Spark Summit 2014 brought the Apache Spark community together on June 30- July 2, 2014 at the The Westin St. Francis in San Francisco. It featured production users of Spark, Shark, Spark Streaming and related projects.
At Ooyala we must process over two billion video events a day and provide rich, near real-time, and always-available analytics to thousands of customers. Spark Streaming is core to our state of the art ingestion pipeline. In developing this system we have encountered and resolved a large number of undocumented challenges which we would like to share: What are some of the challenges and lessons from productionizing a Spark Streaming pipeline over YARN? How do you ensure 24/7 availability and fault tolerance? What are the best practices for Spark Streaming and its integration with Kafka and YARN? How do you monitor and instrument the various stages of the pipeline? We will dive into all these topics and more.

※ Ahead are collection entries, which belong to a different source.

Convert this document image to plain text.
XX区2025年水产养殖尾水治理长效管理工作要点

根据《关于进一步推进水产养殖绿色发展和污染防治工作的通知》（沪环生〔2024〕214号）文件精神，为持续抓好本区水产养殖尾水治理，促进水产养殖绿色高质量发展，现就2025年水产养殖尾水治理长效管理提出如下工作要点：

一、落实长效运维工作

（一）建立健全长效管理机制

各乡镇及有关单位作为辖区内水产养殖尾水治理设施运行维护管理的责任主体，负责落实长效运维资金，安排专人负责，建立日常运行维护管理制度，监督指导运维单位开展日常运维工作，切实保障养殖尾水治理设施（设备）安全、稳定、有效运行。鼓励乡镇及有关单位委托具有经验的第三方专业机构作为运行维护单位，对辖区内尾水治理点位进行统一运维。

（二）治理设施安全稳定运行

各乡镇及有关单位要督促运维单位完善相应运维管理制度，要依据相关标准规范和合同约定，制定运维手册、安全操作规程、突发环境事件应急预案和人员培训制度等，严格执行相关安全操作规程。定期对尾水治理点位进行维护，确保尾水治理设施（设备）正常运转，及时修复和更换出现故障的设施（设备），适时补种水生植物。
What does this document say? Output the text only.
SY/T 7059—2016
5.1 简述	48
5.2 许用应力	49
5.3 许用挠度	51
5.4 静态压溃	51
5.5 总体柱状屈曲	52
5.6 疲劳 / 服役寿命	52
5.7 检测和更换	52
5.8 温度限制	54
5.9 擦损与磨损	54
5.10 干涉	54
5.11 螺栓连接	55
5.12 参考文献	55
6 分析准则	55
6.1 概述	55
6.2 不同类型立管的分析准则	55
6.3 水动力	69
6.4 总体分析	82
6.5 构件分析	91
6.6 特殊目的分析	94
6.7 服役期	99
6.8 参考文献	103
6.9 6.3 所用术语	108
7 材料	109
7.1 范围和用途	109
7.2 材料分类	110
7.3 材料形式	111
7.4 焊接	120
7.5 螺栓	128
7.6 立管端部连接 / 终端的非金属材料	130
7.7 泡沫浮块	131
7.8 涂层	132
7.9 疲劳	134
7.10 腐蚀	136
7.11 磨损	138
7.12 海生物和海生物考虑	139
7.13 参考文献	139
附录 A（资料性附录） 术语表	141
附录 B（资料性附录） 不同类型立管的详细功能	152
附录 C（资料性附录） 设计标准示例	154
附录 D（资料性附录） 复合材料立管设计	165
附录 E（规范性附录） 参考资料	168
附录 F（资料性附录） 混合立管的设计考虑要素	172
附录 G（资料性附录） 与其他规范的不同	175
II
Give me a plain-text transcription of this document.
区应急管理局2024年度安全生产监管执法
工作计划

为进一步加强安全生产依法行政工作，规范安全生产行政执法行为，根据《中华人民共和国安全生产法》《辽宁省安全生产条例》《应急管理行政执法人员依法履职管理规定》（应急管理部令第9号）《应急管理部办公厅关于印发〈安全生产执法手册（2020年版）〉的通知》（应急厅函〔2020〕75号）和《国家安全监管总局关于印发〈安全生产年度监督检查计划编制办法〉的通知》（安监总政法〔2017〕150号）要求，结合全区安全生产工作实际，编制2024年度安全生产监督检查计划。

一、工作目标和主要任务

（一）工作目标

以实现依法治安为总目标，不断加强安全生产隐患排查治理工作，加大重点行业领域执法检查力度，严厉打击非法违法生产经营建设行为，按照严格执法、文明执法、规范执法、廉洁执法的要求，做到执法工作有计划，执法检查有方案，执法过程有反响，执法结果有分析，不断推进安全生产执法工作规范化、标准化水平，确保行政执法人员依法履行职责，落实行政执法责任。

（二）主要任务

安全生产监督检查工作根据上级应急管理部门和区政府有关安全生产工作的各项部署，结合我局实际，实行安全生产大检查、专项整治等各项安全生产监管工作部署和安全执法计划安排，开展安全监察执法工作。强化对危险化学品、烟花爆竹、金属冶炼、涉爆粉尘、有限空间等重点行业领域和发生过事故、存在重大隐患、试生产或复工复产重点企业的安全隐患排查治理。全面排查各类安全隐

Issac Buenrostro is a software engineer at Ooyala creating a new ingestion system for video analytics events using Spark, YARN, Thrift, and Parquet. Before Ooyala he obtained a Bachelors degree from MIT and a Masters from Stanford in applied mathematics working on high performance scientific computing.
Arup Malakar works on the next gen ETL pipeline of analytics at Ooyala and uses Spark Streaming, YARN and Kafka for it. Before Ooyala he contributed to apache Hive, HCatalog and helped built the hosted platform for processing feeds at Yahoo! Arup holds a Bachelor in Computer Science from IIT, Guwahati.